When army re-inforcements arrived two days after the battle, soldiers evacuated Reno's wounded and set about the grim task of clearing the battlefield, which became a national cemetery and tourist attraction virtually overnight.

The mutilated corpses were hastily buried where they fell, each spot marked with a broken tepee pole. If a man's identity was known, the name was written on a piece of paper, rolled into a bullet casing and lodged into the pole.

In 1881, the Army re-interred the dead in a common grave on top of Last Stand Hill, erected the monument over it and relocated some of the officers' remains to cemeteries back East. A few years later, 249 white marble headstones were erected at the spots where dead cavalrymen had been found.

There were 40 confirmed Indian deaths at Little Bighorn, although the actual number was much higher. That figure will never be known, because the Sioux and Cheyenne cleared their dead and wounded from the battlefield and many died later of their wounds.

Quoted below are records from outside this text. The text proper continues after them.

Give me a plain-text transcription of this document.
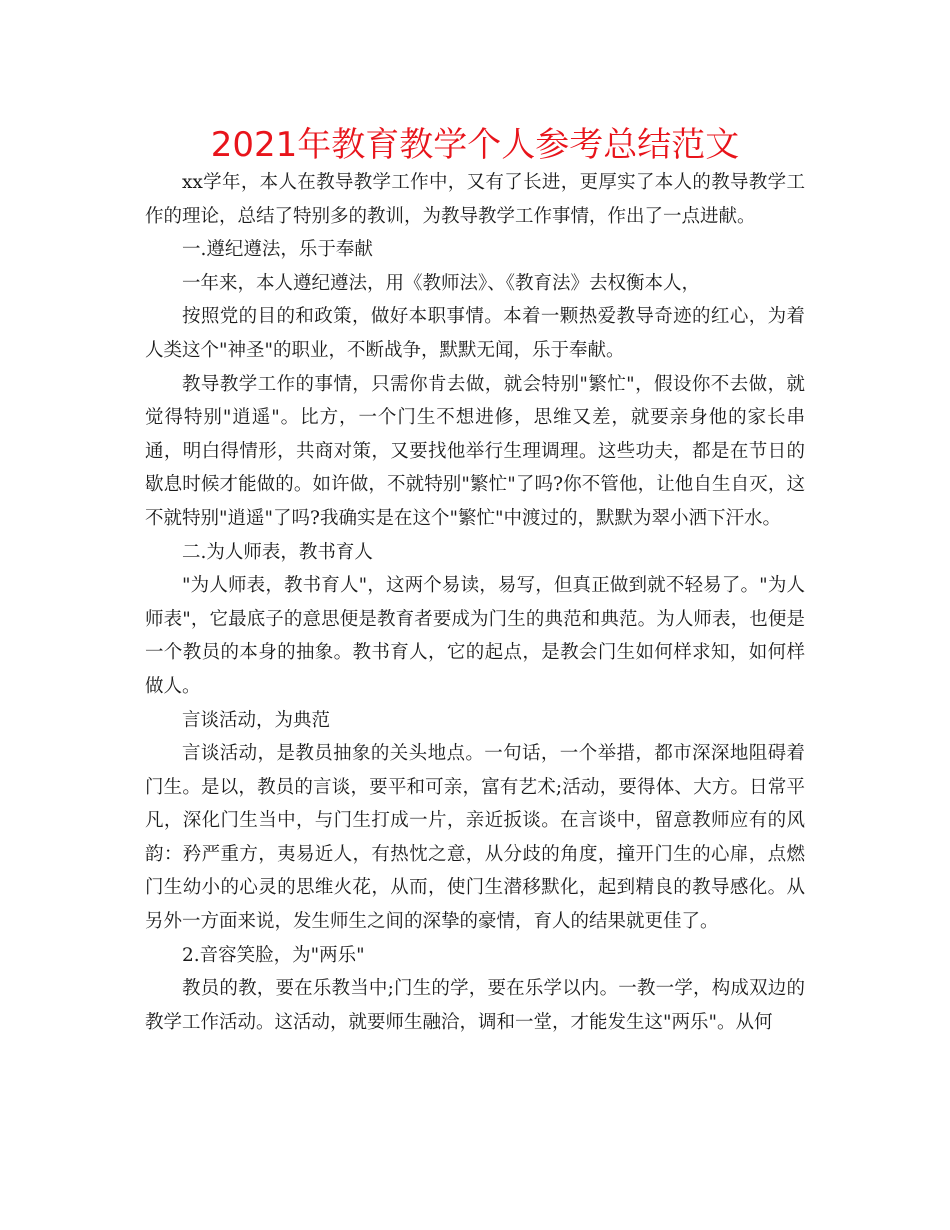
2021年教育教学个人参考总结范文

xx学年，本人在教导教学工作中，又有了长进，更厚实了本人的教导教学工作的理论，总结了特别多的教训，为教导教学工作事情，作出了一点进献。

一.遵纪遵法，乐于奉献

一年来，本人遵纪遵法，用《教师法》、《教育法》去权衡本人，

按照党的目的和政策，做好本职事情。本着一颗热爱教导奇迹的红心，为着人类这个"神圣"的职业，不断战争，默默无闻，乐于奉献。

教导教学工作的事情，只需你肯去做，就会特别"繁忙"，假设你不去做，就觉得特别"逍遥"。比方，一个门生不想进修，思维又差，就要亲身他的家长串通，明白得情形，共商对策，又要找他举行生理调理。这些功夫，都是在节日的歇息时候才能做的。如许做，不就特别"繁忙"了吗?你不管他，让他自生自灭，这不就特别"逍遥"了吗?我确实是在这个"繁忙"中渡过的，默默为翠小洒下汗水。

二.为人师表，教书育人

"为人师表，教书育人"，这两个易读，易写，但真正做到就不轻易了。"为人师表"，它最底子的意思便是教育者要成为门生的典范和典范。为人师表，也便是一个教员的本身的抽象。教书育人，它的起点，是教会门生如何样求知，如何样做人。

言谈活动，为典范

言谈活动，是教员抽象的关头地点。一句话，一个举措，都市深深地阻碍着门生。是以，教员的言谈，要平和可亲，富有艺术;活动，要得体、大方。日常平凡，深化门生当中，与门生打成一片，亲近扳谈。在言谈中，留意教师应有的风韵：矜严重方，夷易近人，有热忱之意，从分歧的角度，撞开门生的心扉，点燃门生幼小的心灵的思维火花，从而，使门生潜移默化，起到精良的教导感化。从另外一方面来说，发生师生之间的深挚的豪情，育人的结果就更佳了。

2.音容笑脸，为"两乐"

教员的教，要在乐教当中;门生的学，要在乐学以内。一教一学，构成双边的教学工作活动。这活动，就要师生融洽，调和一堂，才能发生这"两乐"。从何
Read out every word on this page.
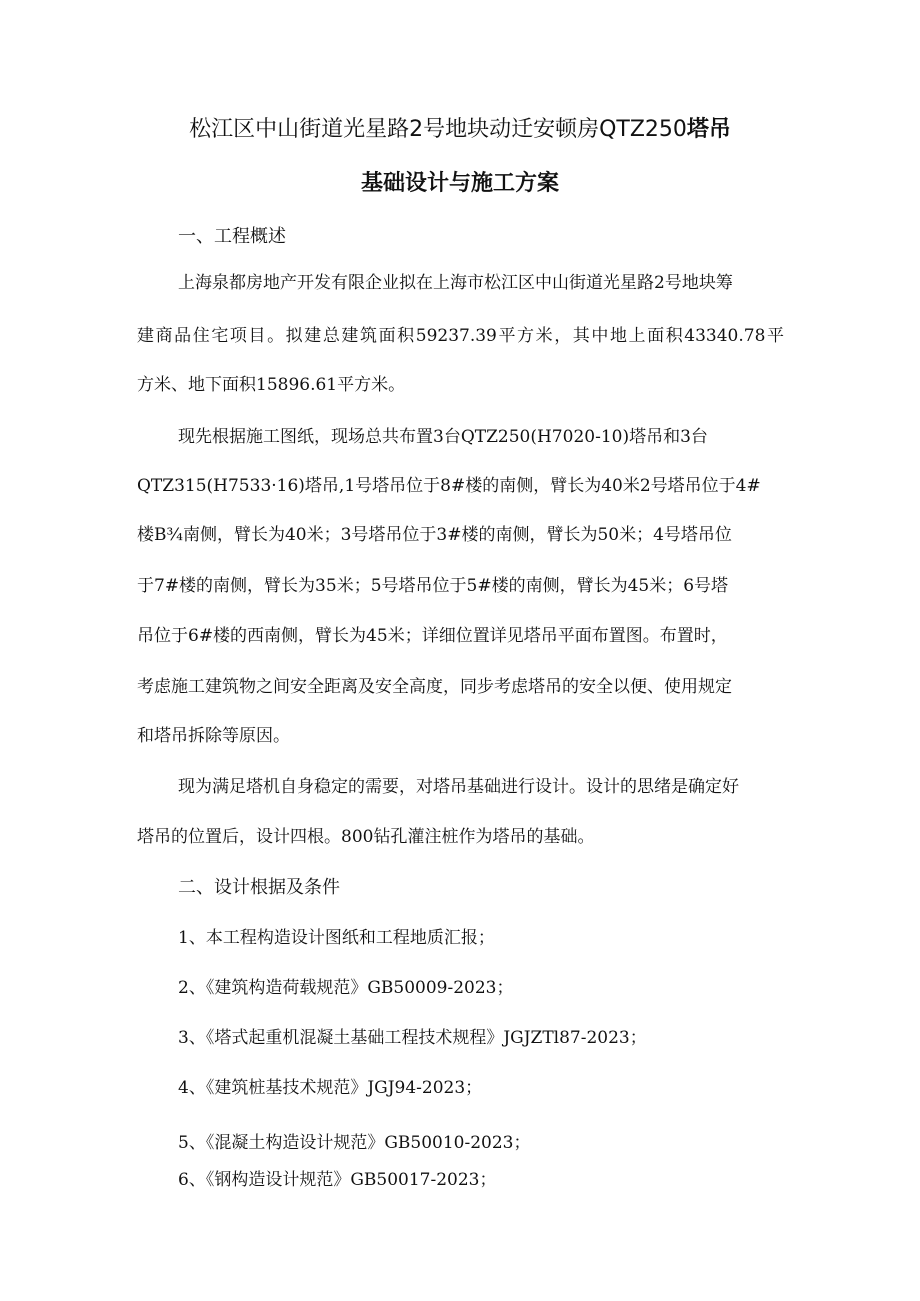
松江区中山街道光星路2号地块动迁安顿房QTZ250塔吊
基础设计与施工方案
一、工程概述
上海泉都房地产开发有限企业拟在上海市松江区中山街道光星路2号地块筹
建商品住宅项目。拟建总建筑面积59237.39平方米，其中地上面积43340.78平
方米、地下面积15896.61平方米。
现先根据施工图纸，现场总共布置3台QTZ250(H7020-10)塔吊和3台
QTZ315(H7533·16)塔吊,1号塔吊位于8#楼的南侧，臂长为40米2号塔吊位于4#
楼B¾南侧，臂长为40米；3号塔吊位于3#楼的南侧，臂长为50米；4号塔吊位
于7#楼的南侧，臂长为35米；5号塔吊位于5#楼的南侧，臂长为45米；6号塔
吊位于6#楼的西南侧，臂长为45米；详细位置详见塔吊平面布置图。布置时，
考虑施工建筑物之间安全距离及安全高度，同步考虑塔吊的安全以便、使用规定
和塔吊拆除等原因。
现为满足塔机自身稳定的需要，对塔吊基础进行设计。设计的思绪是确定好
塔吊的位置后，设计四根。800钻孔灌注桩作为塔吊的基础。
二、设计根据及条件
1、本工程构造设计图纸和工程地质汇报；
2、《建筑构造荷载规范》GB50009-2023；
3、《塔式起重机混凝土基础工程技术规程》JGJZTl87-2023；
4、《建筑桩基技术规范》JGJ94-2023；
5、《混凝土构造设计规范》GB50010-2023；
6、《钢构造设计规范》GB50017-2023；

For years, descendants of Lame White Man, a Cheyenne warrior who died fighting Custer, petitioned the government to mark the spot where he was killed, which had been marked with a rock cairn, Mangum said. The park finally erected red granite headstones commemorating fallen Indian warriors in 1999.

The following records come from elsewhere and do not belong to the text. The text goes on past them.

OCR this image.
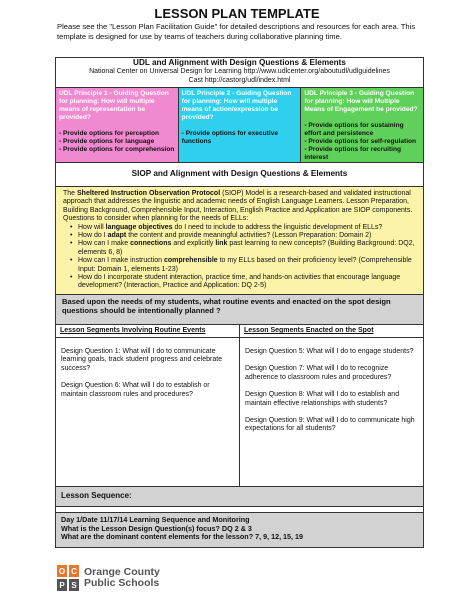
LESSON PLAN TEMPLATE
Please see the "Lesson Plan Facilitation Guide" for detailed descriptions and resources for each area. This template is designed for use by teams of teachers during collaborative planning time.
UDL and Alignment with Design Questions & Elements
National Center on Universal Design for Learning http://www.udlcenter.org/aboutudl/udlguidelines
Cast http://castorg/udl/index.html
UDL Principle 1 - Guiding Question for planning: How will multiple means of representation be provided?
- Provide options for perception
- Provide options for language
- Provide options for comprehension
UDL Principle 2 - Guiding Question for planning: How will multiple means of action/expression be provided?
- Provide options for executive functions
UDL Principle 3 - Guiding Question for planning: How will Multiple Means of Engagement be provided?
- Provide options for sustaining effort and persistence
- Provide options for self-regulation
- Provide options for recruiting interest
SIOP and Alignment with Design Questions & Elements
The Sheltered Instruction Observation Protocol (SIOP) Model is a research-based and validated instructional approach that addresses the linguistic and academic needs of English Language Learners. Lesson Preparation, Building Background, Comprehensible Input, Interaction, English Practice and Application are SIOP components. Questions to consider when planning for the needs of ELLs:
• How will language objectives do I need to include to address the linguistic development of ELLs?
• How do I adapt the content and provide meaningful activities? (Lesson Preparation: Domain 2)
• How can I make connections and explicitly link past learning to new concepts? (Building Background: DQ2, elements 6, 8)
• How can I make instruction comprehensible to my ELLs based on their proficiency level? (Comprehensible Input: Domain 1, elements 1-23)
• How do I incorporate student interaction, practice time, and hands-on activities that encourage language development? (Interaction, Practice and Application: DQ 2-5)
Based upon the needs of my students, what routine events and enacted on the spot design questions should be intentionally planned ?
Lesson Segments Involving Routine Events
Design Question 1: What will I do to communicate learning goals, track student progress and celebrate success?
Design Question 6: What will I do to establish or maintain classroom rules and procedures?
Lesson Segments Enacted on the Spot
Design Question 5: What will I do to engage students?
Design Question 7: What will I do to recognize adherence to classroom rules and procedures?
Design Question 8: What will I do to establish and maintain effective relationships with students?
Design Question 9: What will I do to communicate high expectations for all students?
Lesson Sequence:
Day 1/Date 11/17/14 Learning Sequence and Monitoring
What is the Lesson Design Question(s) focus? DQ 2 & 3
What are the dominant content elements for the lesson? 7, 9, 12, 15, 19
O C
P S
Orange County
Public Schools
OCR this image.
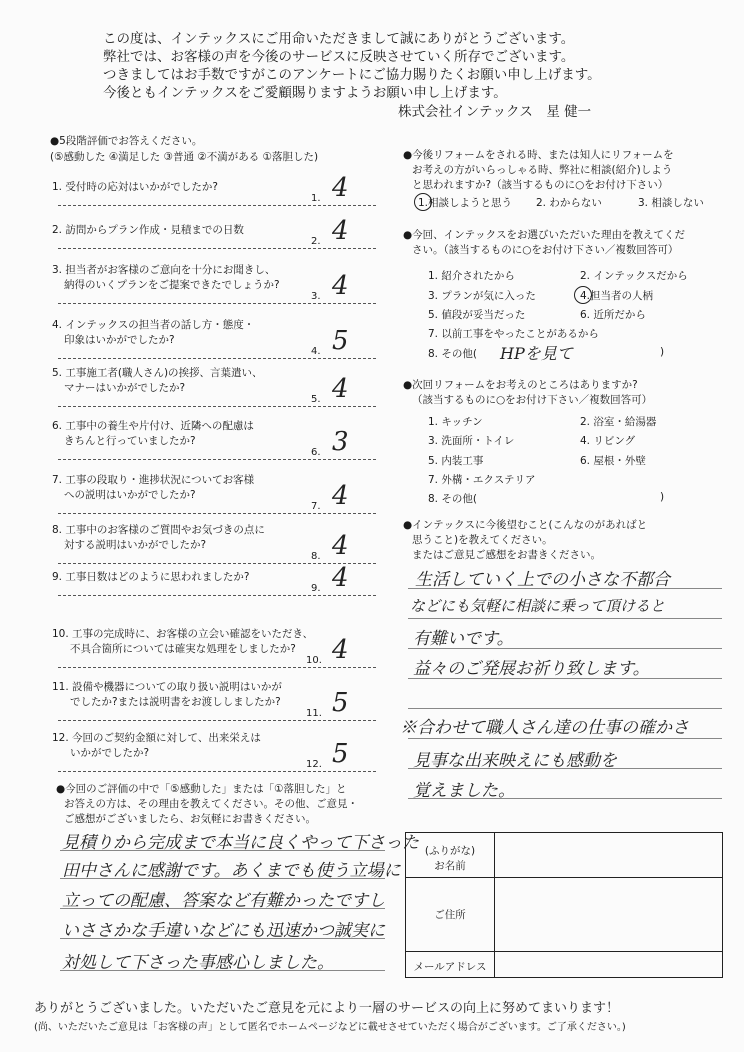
この度は、インテックスにご用命いただきまして誠にありがとうございます。
弊社では、お客様の声を今後のサービスに反映させていく所存でございます。
つきましてはお手数ですがこのアンケートにご協力賜りたくお願い申し上げます。
今後ともインテックスをご愛顧賜りますようお願い申し上げます。
株式会社インテックス　星 健一
●5段階評価でお答えください。
(⑤感動した ④満足した ③普通 ②不満がある ①落胆した)
1. 受付時の応対はいかがでしたか?
1. 4
2. 訪問からプラン作成・見積までの日数
2. 4
3. 担当者がお客様のご意向を十分にお聞きし、
納得のいくプランをご提案できたでしょうか?
3. 4
4. インテックスの担当者の話し方・態度・
印象はいかがでしたか?
4. 5
5. 工事施工者(職人さん)の挨拶、言葉遣い、
マナーはいかがでしたか?
5. 4
6. 工事中の養生や片付け、近隣への配慮は
きちんと行っていましたか?
6. 3
7. 工事の段取り・進捗状況についてお客様
への説明はいかがでしたか?
7. 4
8. 工事中のお客様のご質問やお気づきの点に
対する説明はいかがでしたか?
8. 4
9. 工事日数はどのように思われましたか?
9. 4
10. 工事の完成時に、お客様の立会い確認をいただき、
不具合箇所については確実な処理をしましたか?
10. 4
11. 設備や機器についての取り扱い説明はいかが
でしたか?または説明書をお渡ししましたか?
11. 5
12. 今回のご契約金額に対して、出来栄えは
いかがでしたか?
12. 5
●今回のご評価の中で「⑤感動した」または「①落胆した」と
お答えの方は、その理由を教えてください。その他、ご意見・
ご感想がございましたら、お気軽にお書きください。
見積りから完成まで本当に良くやって下さった
田中さんに感謝です。あくまでも使う立場に
立っての配慮、答案など有難かったですし
いささかな手違いなどにも迅速かつ誠実に
対処して下さった事感心しました。
●今後リフォームをされる時、または知人にリフォームを
お考えの方がいらっしゃる時、弊社に相談(紹介)しよう
と思われますか?（該当するものに○をお付け下さい）
1.相談しようと思う 2. わからない	3. 相談しない
●今回、インテックスをお選びいただいた理由を教えてくだ
さい。（該当するものに○をお付け下さい／複数回答可）
1. 紹介されたから	2. インテックスだから
3. プランが気に入った	4.担当者の人柄
5. 値段が妥当だった	6. 近所だから
7. 以前工事をやったことがあるから
8. その他( HPを見て	)
●次回リフォームをお考えのところはありますか?
（該当するものに○をお付け下さい／複数回答可）
1. キッチン	2. 浴室・給湯器
3. 洗面所・トイレ	4. リビング
5. 内装工事	6. 屋根・外壁
7. 外構・エクステリア
8. その他(	)
●インテックスに今後望むこと(こんなのがあればと
思うこと)を教えてください。
またはご意見ご感想をお書きください。
生活していく上での小さな不都合
などにも気軽に相談に乗って頂けると
有難いです。
益々のご発展お祈り致します。
※合わせて職人さん達の仕事の確かさ
見事な出来映えにも感動を
覚えました。
(ふりがな)
お名前
ご住所
メールアドレス
ありがとうございました。いただいたご意見を元により一層のサービスの向上に努めてまいります！
(尚、いただいたご意見は「お客様の声」として匿名でホームページなどに載せさせていただく場合がございます。ご了承ください。)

The first so honored were Lame White Man and Noisy Walking, a 17-year-old who took a bullet through the jaw and died later in the village. Last year, a third red-granite headstone went up on the spot where a Sioux warrior, Long Road of the Sans Arc tribe, died attacking the Reno-Benteen defensive position.

Lame White Man may have been the victim of "friendly fire" in a case of mistaken identity, historians say, but his people have another explanation for his death.

"He didn't have his hair," said Leroy White Man, a Cheyenne tribal member who portrays his grandfather Painted White Man in an annual battle re-enactment in nearby Hardin. "He had just come out of the sweat lodge. He led the suicide warriors, boys between the ages of 12 and 16. They met the brunt of the battle, while the warriors got their horses. . . . Sixteen of our warriors died."


'Counting Coup': Indian historians note these deaths were extremely hard on their respective tribes because warriors could not be replaced, while the whites had a seemingly endless supply of pioneers and soldiers. "For these young warriors, it was their last chance to count coup, so they died recklessly, foolishly," said Crow historian Elias Goes Ahead.

"Counting coup," harmlessly touching a living enemy with a stick in the heat of combat, was once an important rite of initiation for Plains Indians. In recent years, defiant young Sioux sometimes have observed the battle anniversary by tapping coup sticks on the battlefield monument. Predictably, this practice offends many people, who see it as a desecration of a grave and possibly an insult to the tradition of counting coup.

"I wish they wouldn't," Mangum said. "It's a mass grave. They were soldiers doing their job, following their culture. All graves should be respected, no matter who they are."